Je lui ai dit que ce n'était pas si grave, que ça allait, et elle a accepté que je ne veuilles pas avoir d'interaction sociale pour le moment.
Mes trois semaines de congés ne seront consacrées qu'à ça: ne rien faire, me contenter simplement d'exister dans la peine. C'est mon âme qui se déchire en mille, que dis-je, en une infinité de morceaux éparpillés dans mon corps tout entier, que je ressens chacun de ces bouts fracassés, balafrés, en moi. Ils sont lourds tels des métaux, des roches tombant dans un puits sans fond. Je suis seule avec mes sentiments erronés.

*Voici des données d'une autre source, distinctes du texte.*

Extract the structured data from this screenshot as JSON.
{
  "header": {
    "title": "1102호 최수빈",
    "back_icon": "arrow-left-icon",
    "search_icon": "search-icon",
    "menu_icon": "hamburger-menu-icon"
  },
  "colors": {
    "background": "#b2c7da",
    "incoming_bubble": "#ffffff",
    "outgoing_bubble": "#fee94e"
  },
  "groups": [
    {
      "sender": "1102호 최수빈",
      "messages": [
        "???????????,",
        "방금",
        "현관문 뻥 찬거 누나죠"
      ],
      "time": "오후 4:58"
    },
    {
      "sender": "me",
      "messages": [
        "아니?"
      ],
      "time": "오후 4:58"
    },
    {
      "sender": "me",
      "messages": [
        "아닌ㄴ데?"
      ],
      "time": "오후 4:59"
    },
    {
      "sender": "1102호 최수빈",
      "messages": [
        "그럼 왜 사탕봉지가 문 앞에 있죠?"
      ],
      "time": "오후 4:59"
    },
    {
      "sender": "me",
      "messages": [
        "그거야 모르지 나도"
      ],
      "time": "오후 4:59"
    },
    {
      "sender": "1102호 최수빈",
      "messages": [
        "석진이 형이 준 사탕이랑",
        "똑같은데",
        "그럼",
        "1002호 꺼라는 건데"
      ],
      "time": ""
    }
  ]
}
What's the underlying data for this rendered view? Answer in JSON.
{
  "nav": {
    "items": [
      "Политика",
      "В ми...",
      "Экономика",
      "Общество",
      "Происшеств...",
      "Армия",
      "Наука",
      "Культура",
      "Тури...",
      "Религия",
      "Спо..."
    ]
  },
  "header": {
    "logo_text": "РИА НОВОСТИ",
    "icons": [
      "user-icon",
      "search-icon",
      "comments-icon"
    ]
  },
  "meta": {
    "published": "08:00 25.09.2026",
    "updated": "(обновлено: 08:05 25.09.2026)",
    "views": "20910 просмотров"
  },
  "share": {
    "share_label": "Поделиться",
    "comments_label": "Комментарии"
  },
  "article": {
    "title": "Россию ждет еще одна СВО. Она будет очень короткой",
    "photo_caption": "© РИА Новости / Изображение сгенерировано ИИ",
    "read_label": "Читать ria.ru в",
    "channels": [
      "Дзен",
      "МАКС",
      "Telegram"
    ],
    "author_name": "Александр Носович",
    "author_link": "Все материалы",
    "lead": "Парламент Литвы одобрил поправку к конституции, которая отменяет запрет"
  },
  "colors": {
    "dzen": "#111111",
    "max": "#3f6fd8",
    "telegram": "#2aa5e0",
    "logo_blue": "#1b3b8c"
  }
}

Et Mathieu, il ne m'a rien renvoyé. Il me manque. Je ne veux que lui, je ne veux parler qu'à lui. Je veux qu'il me prenne dans ses bras, qu'il m'enlace, me protège, me rassure, me réconforte... J'ai l'impression de n'avoir besoin que de lui en ce moment même, et c'est ça qui fait le plus mal.
J'ai passé des jours à le fuir, à tout faire pour ne pas le croiser, et voilà que mes seules envies le concernent. Qu'est-ce qu'il se passe dans ma tête franchement...
Sans réellement y réfléchir, je lui ai envoyé un message. Est-ce qu'il répondra? Je n'en ai aucune idée.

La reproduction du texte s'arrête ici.